I know the Internet is man’s greatest achievement, as great as language, the one to unify the globe and our best chance for peace. But stand by. Amazon is refusing to contine to sell Google’s Chrome Cast and Apple TV because despite being best sellers they interfere with Amazon’s walled garden plans. Amazon is not alone in the US with this mentality.
Because the US is money first I think they back down.
At the same time since the value control by money above all else if it looks like a so called trade war over their attempts to violate EU citizen’s privacy they probably back down while trying to insist they are right.
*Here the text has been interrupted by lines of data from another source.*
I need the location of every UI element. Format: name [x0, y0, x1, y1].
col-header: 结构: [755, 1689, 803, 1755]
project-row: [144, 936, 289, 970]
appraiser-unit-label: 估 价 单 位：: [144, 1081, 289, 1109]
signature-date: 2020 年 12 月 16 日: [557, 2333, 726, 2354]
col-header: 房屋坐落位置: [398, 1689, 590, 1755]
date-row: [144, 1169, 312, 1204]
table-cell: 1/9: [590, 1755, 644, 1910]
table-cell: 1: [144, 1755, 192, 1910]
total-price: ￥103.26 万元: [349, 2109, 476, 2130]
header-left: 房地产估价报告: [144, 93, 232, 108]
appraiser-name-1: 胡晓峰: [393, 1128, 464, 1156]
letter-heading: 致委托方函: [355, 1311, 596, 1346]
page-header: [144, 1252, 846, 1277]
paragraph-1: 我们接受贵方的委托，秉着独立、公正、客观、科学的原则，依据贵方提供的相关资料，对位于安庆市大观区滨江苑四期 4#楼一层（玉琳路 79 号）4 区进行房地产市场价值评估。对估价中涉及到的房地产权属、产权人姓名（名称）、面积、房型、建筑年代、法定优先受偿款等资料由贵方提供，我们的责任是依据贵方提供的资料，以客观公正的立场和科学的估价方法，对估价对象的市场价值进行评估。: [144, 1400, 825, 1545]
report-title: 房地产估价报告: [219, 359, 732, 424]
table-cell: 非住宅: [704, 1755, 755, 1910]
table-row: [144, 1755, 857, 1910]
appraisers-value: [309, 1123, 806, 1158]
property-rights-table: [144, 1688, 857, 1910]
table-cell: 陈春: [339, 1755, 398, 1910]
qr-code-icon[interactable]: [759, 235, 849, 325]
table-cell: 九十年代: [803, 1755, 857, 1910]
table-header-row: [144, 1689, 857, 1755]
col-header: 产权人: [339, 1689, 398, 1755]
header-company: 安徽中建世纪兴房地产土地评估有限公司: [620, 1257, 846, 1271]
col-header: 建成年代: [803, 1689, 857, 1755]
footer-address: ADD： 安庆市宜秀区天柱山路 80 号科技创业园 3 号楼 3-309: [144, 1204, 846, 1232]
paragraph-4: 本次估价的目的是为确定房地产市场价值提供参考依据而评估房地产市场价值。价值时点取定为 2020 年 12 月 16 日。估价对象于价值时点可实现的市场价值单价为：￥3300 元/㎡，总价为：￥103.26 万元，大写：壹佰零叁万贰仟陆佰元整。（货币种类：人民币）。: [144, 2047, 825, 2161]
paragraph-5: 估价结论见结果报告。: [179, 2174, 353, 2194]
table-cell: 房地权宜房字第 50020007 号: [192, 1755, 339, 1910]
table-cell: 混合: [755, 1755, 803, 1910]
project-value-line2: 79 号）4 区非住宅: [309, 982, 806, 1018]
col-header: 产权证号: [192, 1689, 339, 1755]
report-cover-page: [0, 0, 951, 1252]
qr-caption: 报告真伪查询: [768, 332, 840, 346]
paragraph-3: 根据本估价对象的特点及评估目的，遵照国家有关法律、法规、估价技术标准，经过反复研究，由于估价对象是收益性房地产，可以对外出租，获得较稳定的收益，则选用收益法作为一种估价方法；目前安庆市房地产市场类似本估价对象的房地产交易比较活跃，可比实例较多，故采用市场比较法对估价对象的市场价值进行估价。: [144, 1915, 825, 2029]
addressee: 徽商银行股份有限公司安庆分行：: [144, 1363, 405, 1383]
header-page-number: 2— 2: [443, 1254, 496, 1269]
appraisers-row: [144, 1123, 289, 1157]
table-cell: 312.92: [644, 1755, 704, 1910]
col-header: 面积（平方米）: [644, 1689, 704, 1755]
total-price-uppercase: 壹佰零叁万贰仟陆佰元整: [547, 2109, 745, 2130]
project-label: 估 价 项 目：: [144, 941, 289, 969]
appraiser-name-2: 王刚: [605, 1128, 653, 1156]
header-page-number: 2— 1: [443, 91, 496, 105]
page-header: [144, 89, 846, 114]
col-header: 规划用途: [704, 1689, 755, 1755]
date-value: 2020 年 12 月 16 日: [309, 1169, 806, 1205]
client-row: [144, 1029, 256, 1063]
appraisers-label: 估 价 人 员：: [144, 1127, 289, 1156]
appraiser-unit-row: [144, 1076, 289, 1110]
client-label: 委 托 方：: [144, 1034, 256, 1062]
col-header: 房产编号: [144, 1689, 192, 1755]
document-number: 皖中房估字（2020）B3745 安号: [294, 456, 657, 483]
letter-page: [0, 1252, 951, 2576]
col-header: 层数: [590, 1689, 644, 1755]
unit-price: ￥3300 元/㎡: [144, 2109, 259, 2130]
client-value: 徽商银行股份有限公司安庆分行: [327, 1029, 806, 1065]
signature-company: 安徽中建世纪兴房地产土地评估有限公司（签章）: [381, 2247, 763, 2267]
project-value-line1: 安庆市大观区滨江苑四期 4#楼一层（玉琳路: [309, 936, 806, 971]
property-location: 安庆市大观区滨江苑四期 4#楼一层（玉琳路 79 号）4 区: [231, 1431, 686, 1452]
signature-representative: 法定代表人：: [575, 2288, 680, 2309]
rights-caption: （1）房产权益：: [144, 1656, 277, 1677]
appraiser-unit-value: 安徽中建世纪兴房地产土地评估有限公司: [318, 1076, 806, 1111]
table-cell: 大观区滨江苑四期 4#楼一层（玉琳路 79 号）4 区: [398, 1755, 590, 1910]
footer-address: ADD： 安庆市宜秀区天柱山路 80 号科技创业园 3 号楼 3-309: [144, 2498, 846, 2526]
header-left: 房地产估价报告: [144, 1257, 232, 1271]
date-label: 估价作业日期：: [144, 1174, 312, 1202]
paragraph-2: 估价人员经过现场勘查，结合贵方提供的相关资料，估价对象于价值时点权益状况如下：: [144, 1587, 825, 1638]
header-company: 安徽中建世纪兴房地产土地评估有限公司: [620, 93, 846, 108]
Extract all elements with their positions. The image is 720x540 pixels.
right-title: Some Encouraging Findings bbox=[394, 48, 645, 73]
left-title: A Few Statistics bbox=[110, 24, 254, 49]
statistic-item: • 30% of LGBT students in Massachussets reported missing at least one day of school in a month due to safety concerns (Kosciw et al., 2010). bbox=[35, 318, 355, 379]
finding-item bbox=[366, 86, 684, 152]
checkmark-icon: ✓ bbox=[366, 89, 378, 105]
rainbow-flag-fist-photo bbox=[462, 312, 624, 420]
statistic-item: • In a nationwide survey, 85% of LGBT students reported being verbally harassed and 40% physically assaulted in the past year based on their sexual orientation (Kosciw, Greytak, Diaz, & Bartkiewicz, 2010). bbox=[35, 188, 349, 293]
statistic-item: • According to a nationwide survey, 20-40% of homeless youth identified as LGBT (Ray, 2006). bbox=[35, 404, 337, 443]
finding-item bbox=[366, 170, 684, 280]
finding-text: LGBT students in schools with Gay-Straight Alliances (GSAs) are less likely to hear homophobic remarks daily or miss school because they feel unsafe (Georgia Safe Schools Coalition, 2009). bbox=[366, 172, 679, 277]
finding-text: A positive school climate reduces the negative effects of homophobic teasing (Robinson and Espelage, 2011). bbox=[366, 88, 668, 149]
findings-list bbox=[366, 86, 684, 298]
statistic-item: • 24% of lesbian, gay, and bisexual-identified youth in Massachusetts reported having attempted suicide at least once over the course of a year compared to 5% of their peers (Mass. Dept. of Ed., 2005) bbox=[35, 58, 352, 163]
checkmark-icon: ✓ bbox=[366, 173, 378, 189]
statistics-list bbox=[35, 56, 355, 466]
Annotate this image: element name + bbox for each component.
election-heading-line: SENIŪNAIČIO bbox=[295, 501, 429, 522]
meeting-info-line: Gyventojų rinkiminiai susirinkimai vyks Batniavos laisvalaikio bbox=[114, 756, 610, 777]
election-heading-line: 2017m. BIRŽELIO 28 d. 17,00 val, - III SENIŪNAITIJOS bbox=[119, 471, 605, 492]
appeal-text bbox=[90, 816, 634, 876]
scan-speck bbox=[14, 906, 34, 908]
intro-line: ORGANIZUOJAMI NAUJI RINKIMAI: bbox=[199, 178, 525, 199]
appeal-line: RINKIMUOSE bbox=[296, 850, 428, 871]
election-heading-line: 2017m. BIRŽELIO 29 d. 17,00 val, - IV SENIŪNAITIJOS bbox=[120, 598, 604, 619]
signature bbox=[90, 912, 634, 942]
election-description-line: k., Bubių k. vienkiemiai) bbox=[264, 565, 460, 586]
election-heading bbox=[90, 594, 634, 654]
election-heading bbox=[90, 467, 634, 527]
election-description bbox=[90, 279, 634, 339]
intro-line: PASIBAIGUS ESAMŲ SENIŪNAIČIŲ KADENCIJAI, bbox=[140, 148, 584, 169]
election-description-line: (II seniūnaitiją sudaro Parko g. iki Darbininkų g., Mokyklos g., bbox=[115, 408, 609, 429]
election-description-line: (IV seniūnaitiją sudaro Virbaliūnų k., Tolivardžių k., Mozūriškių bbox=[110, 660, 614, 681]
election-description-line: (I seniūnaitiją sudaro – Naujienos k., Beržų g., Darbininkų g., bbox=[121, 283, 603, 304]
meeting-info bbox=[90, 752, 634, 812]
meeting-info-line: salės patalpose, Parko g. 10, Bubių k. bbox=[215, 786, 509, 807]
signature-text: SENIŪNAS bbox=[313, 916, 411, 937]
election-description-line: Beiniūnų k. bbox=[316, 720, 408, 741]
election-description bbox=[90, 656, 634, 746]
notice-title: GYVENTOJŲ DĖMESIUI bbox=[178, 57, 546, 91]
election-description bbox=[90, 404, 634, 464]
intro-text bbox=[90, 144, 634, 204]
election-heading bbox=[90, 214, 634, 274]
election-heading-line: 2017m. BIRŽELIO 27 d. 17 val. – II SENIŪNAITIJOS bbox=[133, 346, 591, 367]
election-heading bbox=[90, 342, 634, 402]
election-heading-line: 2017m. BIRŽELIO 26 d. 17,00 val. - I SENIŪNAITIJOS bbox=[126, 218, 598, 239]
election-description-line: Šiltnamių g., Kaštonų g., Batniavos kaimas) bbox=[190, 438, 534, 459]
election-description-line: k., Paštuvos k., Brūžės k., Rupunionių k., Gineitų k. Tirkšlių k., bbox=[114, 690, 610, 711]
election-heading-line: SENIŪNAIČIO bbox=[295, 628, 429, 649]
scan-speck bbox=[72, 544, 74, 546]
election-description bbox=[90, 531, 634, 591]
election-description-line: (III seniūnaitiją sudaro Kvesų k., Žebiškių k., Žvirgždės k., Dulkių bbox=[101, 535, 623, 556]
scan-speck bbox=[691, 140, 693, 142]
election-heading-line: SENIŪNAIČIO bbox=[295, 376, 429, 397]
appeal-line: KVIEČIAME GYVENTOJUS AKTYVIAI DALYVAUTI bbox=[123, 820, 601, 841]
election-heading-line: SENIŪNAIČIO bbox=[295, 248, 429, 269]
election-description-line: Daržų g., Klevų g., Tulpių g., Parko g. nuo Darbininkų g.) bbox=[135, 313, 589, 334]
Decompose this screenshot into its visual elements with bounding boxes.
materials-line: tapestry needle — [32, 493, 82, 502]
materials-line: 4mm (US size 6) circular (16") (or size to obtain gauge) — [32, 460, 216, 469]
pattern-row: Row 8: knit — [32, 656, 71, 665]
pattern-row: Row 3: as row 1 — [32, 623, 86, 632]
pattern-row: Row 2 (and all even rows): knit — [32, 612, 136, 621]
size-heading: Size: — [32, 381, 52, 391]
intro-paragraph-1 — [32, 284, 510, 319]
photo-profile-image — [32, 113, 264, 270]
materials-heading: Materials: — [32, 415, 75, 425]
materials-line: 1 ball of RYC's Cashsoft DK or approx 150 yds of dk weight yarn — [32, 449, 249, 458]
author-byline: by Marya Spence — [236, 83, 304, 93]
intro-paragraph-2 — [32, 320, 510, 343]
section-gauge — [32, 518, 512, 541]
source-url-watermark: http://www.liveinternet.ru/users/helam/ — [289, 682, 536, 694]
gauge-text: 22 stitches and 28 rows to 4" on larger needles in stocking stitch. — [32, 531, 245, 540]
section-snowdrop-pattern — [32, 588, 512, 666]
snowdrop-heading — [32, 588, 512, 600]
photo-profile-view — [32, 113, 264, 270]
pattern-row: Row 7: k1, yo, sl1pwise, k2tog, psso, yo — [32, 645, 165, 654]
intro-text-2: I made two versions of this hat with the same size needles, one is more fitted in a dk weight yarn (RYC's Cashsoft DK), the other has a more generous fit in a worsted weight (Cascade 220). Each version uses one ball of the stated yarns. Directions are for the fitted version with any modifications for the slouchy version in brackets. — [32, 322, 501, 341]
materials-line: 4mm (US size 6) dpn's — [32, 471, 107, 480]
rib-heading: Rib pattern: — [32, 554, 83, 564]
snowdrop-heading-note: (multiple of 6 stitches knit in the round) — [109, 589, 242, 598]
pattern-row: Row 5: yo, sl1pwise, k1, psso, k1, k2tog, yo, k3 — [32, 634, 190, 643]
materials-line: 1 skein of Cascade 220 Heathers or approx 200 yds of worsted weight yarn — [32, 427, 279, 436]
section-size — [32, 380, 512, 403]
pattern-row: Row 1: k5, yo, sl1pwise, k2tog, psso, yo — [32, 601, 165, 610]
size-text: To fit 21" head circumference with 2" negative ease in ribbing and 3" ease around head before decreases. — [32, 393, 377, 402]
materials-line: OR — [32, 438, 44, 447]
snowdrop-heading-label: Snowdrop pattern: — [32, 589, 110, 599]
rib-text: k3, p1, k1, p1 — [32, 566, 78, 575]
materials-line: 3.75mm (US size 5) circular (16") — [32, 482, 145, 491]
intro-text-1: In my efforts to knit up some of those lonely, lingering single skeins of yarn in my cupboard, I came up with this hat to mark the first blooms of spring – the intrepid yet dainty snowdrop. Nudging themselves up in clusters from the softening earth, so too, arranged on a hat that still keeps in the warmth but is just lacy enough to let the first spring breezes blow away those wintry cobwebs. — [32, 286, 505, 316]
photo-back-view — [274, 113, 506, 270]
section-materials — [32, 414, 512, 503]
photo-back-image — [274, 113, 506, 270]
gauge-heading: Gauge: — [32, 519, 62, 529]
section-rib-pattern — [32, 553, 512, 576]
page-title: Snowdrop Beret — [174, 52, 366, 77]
Over here the Washington consensus types see the net as a puppet spy network and means of social control and a way to help push stuff like the DMCA and SOPA/PIPA/CISPA/TPP. They will turn your EU internet into Fox News as they are trying to do in the US. They don’t even accept neutrality, they demand paid discrimnation and censorship instead. They convinced Americans that its necessary to give puppet media billions of dollars to elect someone which they use to fuel more lies. They are money first and people last. They think social control through money is a right they’ve earned through their frauds. They actually think its a post 911 world as if their 911 fraud happened to the EU too. But EU members especially France were always skeptical and now appear to be drawing a line on the abuse. Corbyn is right in pointing to Blair-Bush-Cameron as the terrorists. Were these agreements needed to track Bush, Blair Cameron’s money?
The US Right’s idea of the internet is command and control exploitation and you’re supposed to pay $100 plus a month for a slow connection with little upload bandwidth but regular increases and no choice of provider. Better to severe the gangrenous limb and replace it with SAFE.
Random pick: “did not have personal jurisdiction over the defendant”
If I am a US based company providing service to the world and I inform users that data is held in the US, I bet the US government would not enforce some bullshit lawsuit by some European resident.
Well, calling China undemocratic is not the same thing as offering goods or services to Chinese. This is the same principle that say California uses to regulate people living in Nevada (who sell goods to Californians), or New York uses to regulate all bitcoin services offered to its people.
Its a basic feature of the regulatory state, and is pretty well accepted by all the major economies. It may not be right or just or fair in some abstract sense, but it is the law for the 90% of the human race that lives in meaningful economies.